Thursday, April 21, 2011

Life is Fragile - Tale of a Bird's Nest













I've been watching a purple finch nest on my front porch for a few weeks now.  I was excited to discover that the domicile selected last year by the ubiquitous house finch was this year selected by the less common purple finch.  This annual home site is a hanging flower basket, once carrying hot pink fuchsias.  Each day I've grown more and more elated to see the purple finch continuing to sit on her nest.  Despite it being near our front door, and the occasional activity related to that, she kept her vigilant pose on the nest,  incubating the eggs.

I've taken the basket down three times, to take a three-second peek, but only when the mother was already off the nest (I can always see her head peeping out of the top when she's on it).  And so each time, I watched the basket to be sure the mother was not on the nest nor anywhere nearby.  Two weeks ago, when I looked, the contents of the feather-lined nest were three tiny, glossy, pale blue eggs with a very few brown speckles.
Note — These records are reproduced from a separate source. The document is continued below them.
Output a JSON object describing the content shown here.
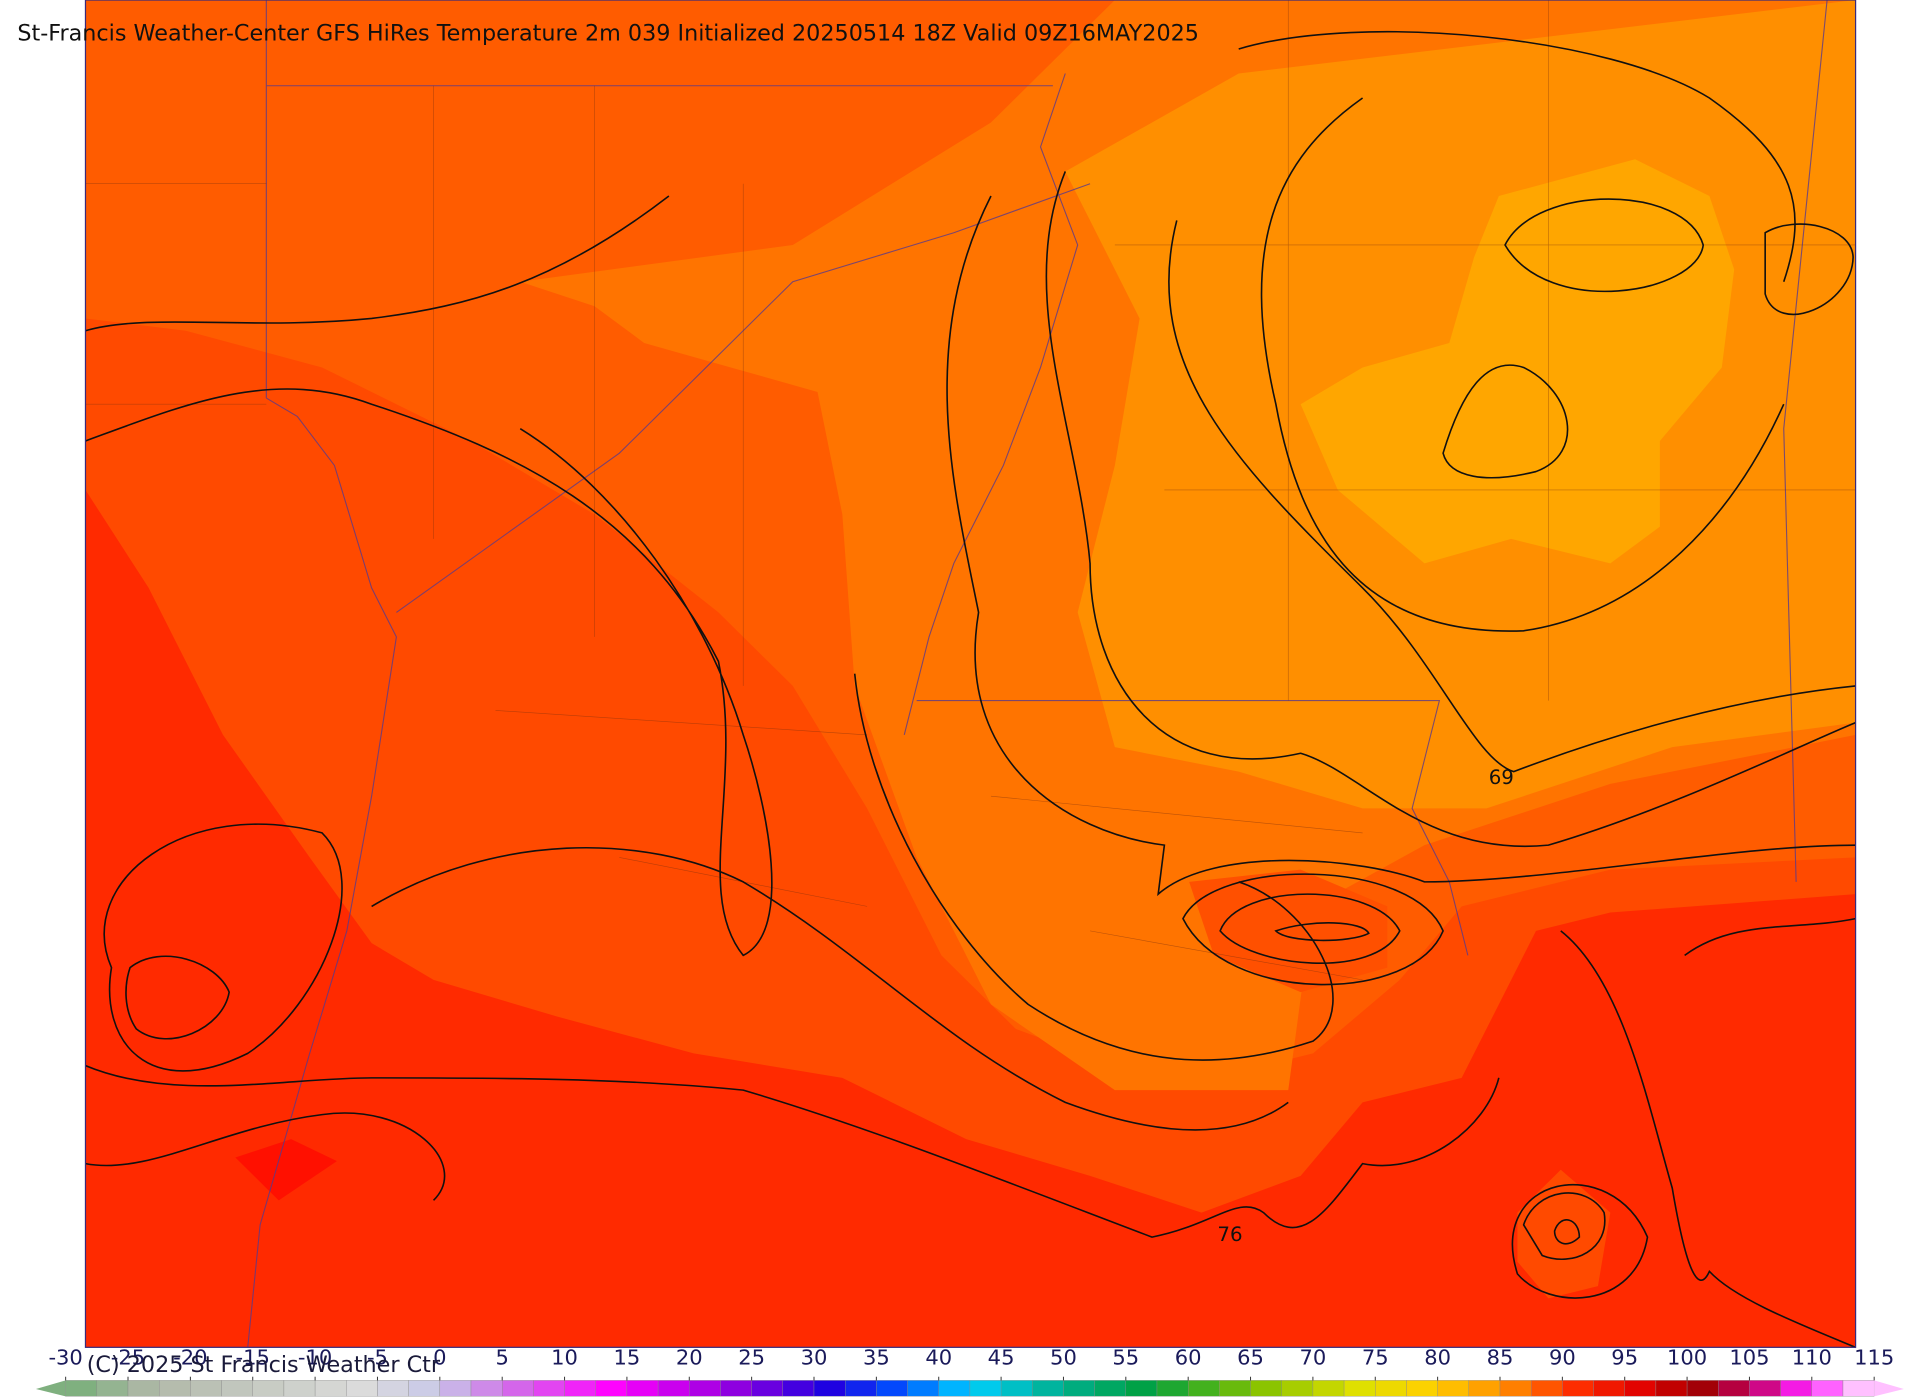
{
  "header": {
    "title": "St-Francis Weather-Center GFS HiRes Temperature 2m  039 Initialized 20250514 18Z Valid 09Z16MAY2025"
  },
  "map": {
    "contour_labels": [
      "69",
      "76"
    ]
  },
  "colorbar": {
    "ticks": [
      -30,
      -25,
      -20,
      -15,
      -10,
      -5,
      0,
      5,
      10,
      15,
      20,
      25,
      30,
      35,
      40,
      45,
      50,
      55,
      60,
      65,
      70,
      75,
      80,
      85,
      90,
      95,
      100,
      105,
      110,
      115
    ]
  },
  "footer": {
    "copyright": "(C) 2025 St Francis Weather Ctr"
  }
}
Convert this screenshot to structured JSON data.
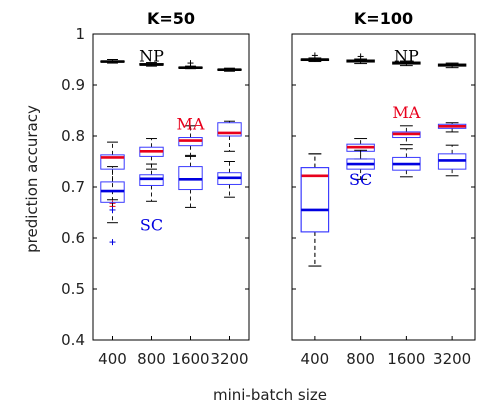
{
  "chart_data": {
    "type": "boxplot",
    "xlabel": "mini-batch size",
    "ylabel": "prediction accuracy",
    "ylim": [
      0.4,
      1
    ],
    "yticks": [
      "0.4",
      "0.5",
      "0.6",
      "0.7",
      "0.8",
      "0.9",
      "1"
    ],
    "categories": [
      "400",
      "800",
      "1600",
      "3200"
    ],
    "colors": {
      "NP": "#000000",
      "MA": "#e8001c",
      "SC": "#0000e0",
      "box": "#3a3aff",
      "median_NP": "#000000"
    },
    "panels": [
      {
        "title": "K=50",
        "annotations": [
          {
            "text": "NP",
            "color": "#000000",
            "x": "800",
            "y": 0.958
          },
          {
            "text": "MA",
            "color": "#e8001c",
            "x": "1600",
            "y": 0.825
          },
          {
            "text": "SC",
            "color": "#0000e0",
            "x": "800",
            "y": 0.626
          }
        ],
        "series": [
          {
            "name": "NP",
            "boxes": [
              {
                "whislo": 0.943,
                "q1": 0.945,
                "med": 0.946,
                "q3": 0.947,
                "whishi": 0.95,
                "outliers": []
              },
              {
                "whislo": 0.937,
                "q1": 0.939,
                "med": 0.94,
                "q3": 0.942,
                "whishi": 0.944,
                "outliers": []
              },
              {
                "whislo": 0.932,
                "q1": 0.933,
                "med": 0.934,
                "q3": 0.935,
                "whishi": 0.937,
                "outliers": [
                  0.943
                ]
              },
              {
                "whislo": 0.927,
                "q1": 0.929,
                "med": 0.93,
                "q3": 0.931,
                "whishi": 0.933,
                "outliers": []
              }
            ]
          },
          {
            "name": "MA",
            "boxes": [
              {
                "whislo": 0.675,
                "q1": 0.735,
                "med": 0.758,
                "q3": 0.763,
                "whishi": 0.788,
                "outliers": [
                  0.668,
                  0.662
                ]
              },
              {
                "whislo": 0.735,
                "q1": 0.76,
                "med": 0.77,
                "q3": 0.778,
                "whishi": 0.795,
                "outliers": []
              },
              {
                "whislo": 0.762,
                "q1": 0.781,
                "med": 0.791,
                "q3": 0.797,
                "whishi": 0.82,
                "outliers": []
              },
              {
                "whislo": 0.77,
                "q1": 0.8,
                "med": 0.806,
                "q3": 0.826,
                "whishi": 0.829,
                "outliers": []
              }
            ]
          },
          {
            "name": "SC",
            "boxes": [
              {
                "whislo": 0.63,
                "q1": 0.67,
                "med": 0.692,
                "q3": 0.71,
                "whishi": 0.74,
                "outliers": [
                  0.655,
                  0.592
                ]
              },
              {
                "whislo": 0.672,
                "q1": 0.703,
                "med": 0.716,
                "q3": 0.724,
                "whishi": 0.745,
                "outliers": []
              },
              {
                "whislo": 0.66,
                "q1": 0.695,
                "med": 0.715,
                "q3": 0.74,
                "whishi": 0.76,
                "outliers": []
              },
              {
                "whislo": 0.68,
                "q1": 0.705,
                "med": 0.718,
                "q3": 0.728,
                "whishi": 0.75,
                "outliers": []
              }
            ]
          }
        ]
      },
      {
        "title": "K=100",
        "annotations": [
          {
            "text": "NP",
            "color": "#000000",
            "x": "1600",
            "y": 0.958
          },
          {
            "text": "MA",
            "color": "#e8001c",
            "x": "1600",
            "y": 0.847
          },
          {
            "text": "SC",
            "color": "#0000e0",
            "x": "800",
            "y": 0.716
          }
        ],
        "series": [
          {
            "name": "NP",
            "boxes": [
              {
                "whislo": 0.946,
                "q1": 0.948,
                "med": 0.95,
                "q3": 0.951,
                "whishi": 0.953,
                "outliers": [
                  0.958
                ]
              },
              {
                "whislo": 0.942,
                "q1": 0.945,
                "med": 0.947,
                "q3": 0.949,
                "whishi": 0.951,
                "outliers": [
                  0.956
                ]
              },
              {
                "whislo": 0.938,
                "q1": 0.941,
                "med": 0.943,
                "q3": 0.945,
                "whishi": 0.947,
                "outliers": []
              },
              {
                "whislo": 0.934,
                "q1": 0.937,
                "med": 0.939,
                "q3": 0.941,
                "whishi": 0.943,
                "outliers": []
              }
            ]
          },
          {
            "name": "MA",
            "boxes": [
              {
                "whislo": 0.545,
                "q1": 0.612,
                "med": 0.722,
                "q3": 0.738,
                "whishi": 0.765,
                "outliers": []
              },
              {
                "whislo": 0.755,
                "q1": 0.77,
                "med": 0.778,
                "q3": 0.784,
                "whishi": 0.795,
                "outliers": []
              },
              {
                "whislo": 0.783,
                "q1": 0.797,
                "med": 0.804,
                "q3": 0.808,
                "whishi": 0.82,
                "outliers": []
              },
              {
                "whislo": 0.808,
                "q1": 0.815,
                "med": 0.819,
                "q3": 0.823,
                "whishi": 0.826,
                "outliers": []
              }
            ]
          },
          {
            "name": "SC",
            "boxes": [
              {
                "whislo": 0.545,
                "q1": 0.612,
                "med": 0.655,
                "q3": 0.738,
                "whishi": 0.765,
                "outliers": []
              },
              {
                "whislo": 0.715,
                "q1": 0.735,
                "med": 0.745,
                "q3": 0.755,
                "whishi": 0.772,
                "outliers": []
              },
              {
                "whislo": 0.72,
                "q1": 0.733,
                "med": 0.745,
                "q3": 0.758,
                "whishi": 0.775,
                "outliers": []
              },
              {
                "whislo": 0.722,
                "q1": 0.735,
                "med": 0.752,
                "q3": 0.765,
                "whishi": 0.782,
                "outliers": []
              }
            ]
          }
        ]
      }
    ]
  }
}
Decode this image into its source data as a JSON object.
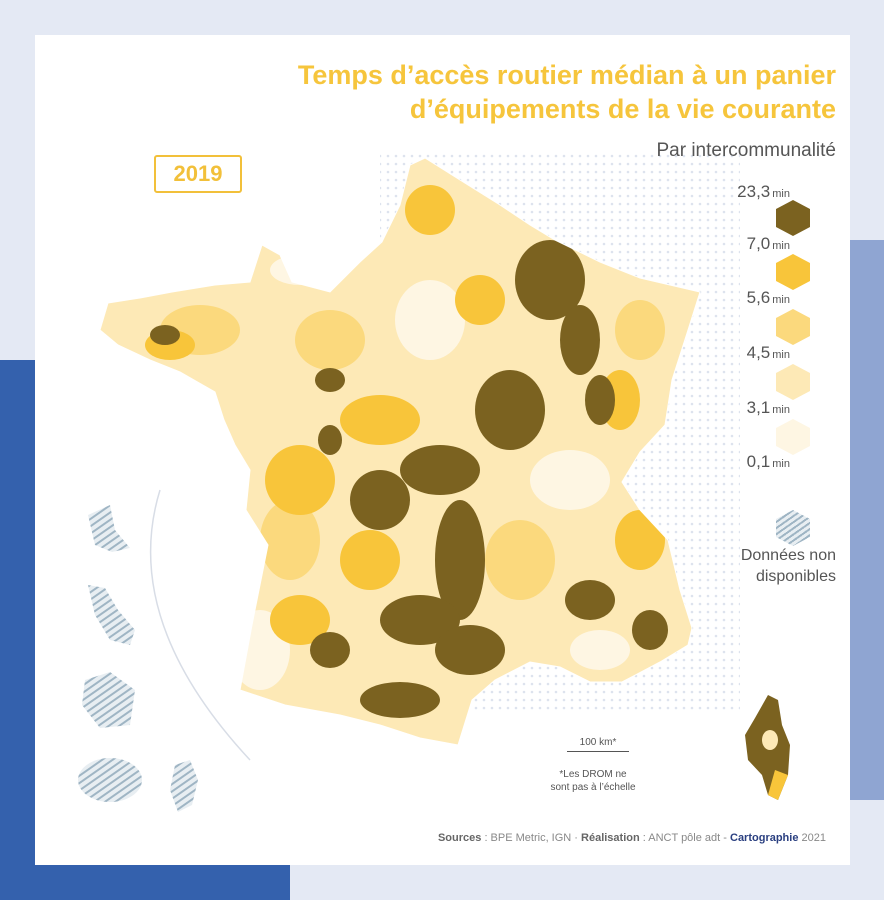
{
  "title": {
    "line1": "Temps d’accès routier médian à un panier",
    "line2": "d’équipements de la vie courante"
  },
  "subtitle": "Par intercommunalité",
  "year": "2019",
  "legend": {
    "unit": "min",
    "breaks": [
      "23,3",
      "7,0",
      "5,6",
      "4,5",
      "3,1",
      "0,1"
    ],
    "classes": [
      {
        "color": "#7b6220"
      },
      {
        "color": "#f8c53a"
      },
      {
        "color": "#fbd97d"
      },
      {
        "color": "#fde9b6"
      },
      {
        "color": "#fef6e3"
      }
    ],
    "no_data": {
      "line1": "Données non",
      "line2": "disponibles",
      "pattern_color": "#9fb5c4"
    }
  },
  "scale": {
    "label": "100 km*"
  },
  "drom_note": {
    "line1": "*Les DROM ne",
    "line2": "sont pas à l’échelle"
  },
  "footer": {
    "sources_label": "Sources",
    "sources": " : BPE Metric, IGN · ",
    "realisation_label": "Réalisation",
    "realisation": " : ANCT pôle adt - ",
    "carto_label": "Cartographie",
    "year": " 2021"
  },
  "colors": {
    "title": "#f6c53c",
    "accent_blue": "#3461ad",
    "footer_blue": "#2a3f80"
  }
}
On my birthday, yesterday, I hadn't seen any sign of the mother each time I looked. I thought it was odd since the temperatures were so low.  Well, when I peeked at the nest, there was one tiny newborn hatchling.  It was a bare alien of a bird with a minuscule tuft of white down on its bulbous pink head and along its spine. And it was so adorable that it caught my breath.  I wanted to keep watching this wiggly, precious new life, but knew two more eggs still needed hatching, and that the mother may still, hopefully, be close by, so I hung it back up and crept away.

The weather has been unseasonably cold this spring, especially in the last few days, so I've been very concerned about the newborn, as well as his siblings still encased in whole shells next to him.  Last night and today there has been no sign of mommy, my third peek brought tears to my eyes.  Two hatchlings and one egg.  But the hatchlings were absolutely still.  I whispered to them, blew warm air their way, knowing (from working at wildlife centers) the myth that bird's can smell humans is just that, a myth.  But they didn't move.  I know the cold got to them both.  We had snow twice this week, in mid-April.  It's crazy.  I finally took each baby out and gently brought them inside to warm them up in my hands.  Their bodies were ice cold, and despite the warmth I was giving to them, there was still no movement.  Not even a quiver of life against my palms.

Though I am fairly certain they are dead, I can't abandon hope, and I returned them to the nest, next to the one remaining egg.  I pray the mother finch returns, and if she does, David and I will use the back door for coming in and out of the house.  And I'll pray the weather stays warm for the third baby.  But something tells me it's too late for it, too.   Perhaps the mother will lay a second brood.  It's early yet.  But my heart feels like a cold stone today.

Life is so fragile and so ugly at times.  It's difficult to understand why such beautiful little creatures were not allowed to survive.  I pray to God it wasn't my three peeks that did it. I shall vow, from this moment on, never to plant another flower in that basket, nor to bring it down for a peek, no matter how tempting it might be.  One never knows if the mother decided it was too risky a rearing because of my three visits or whether something else scared her off. Nature is so mysterious.  But if I played any part in causing these dear babies' deaths, I'm sorry.  So sorry.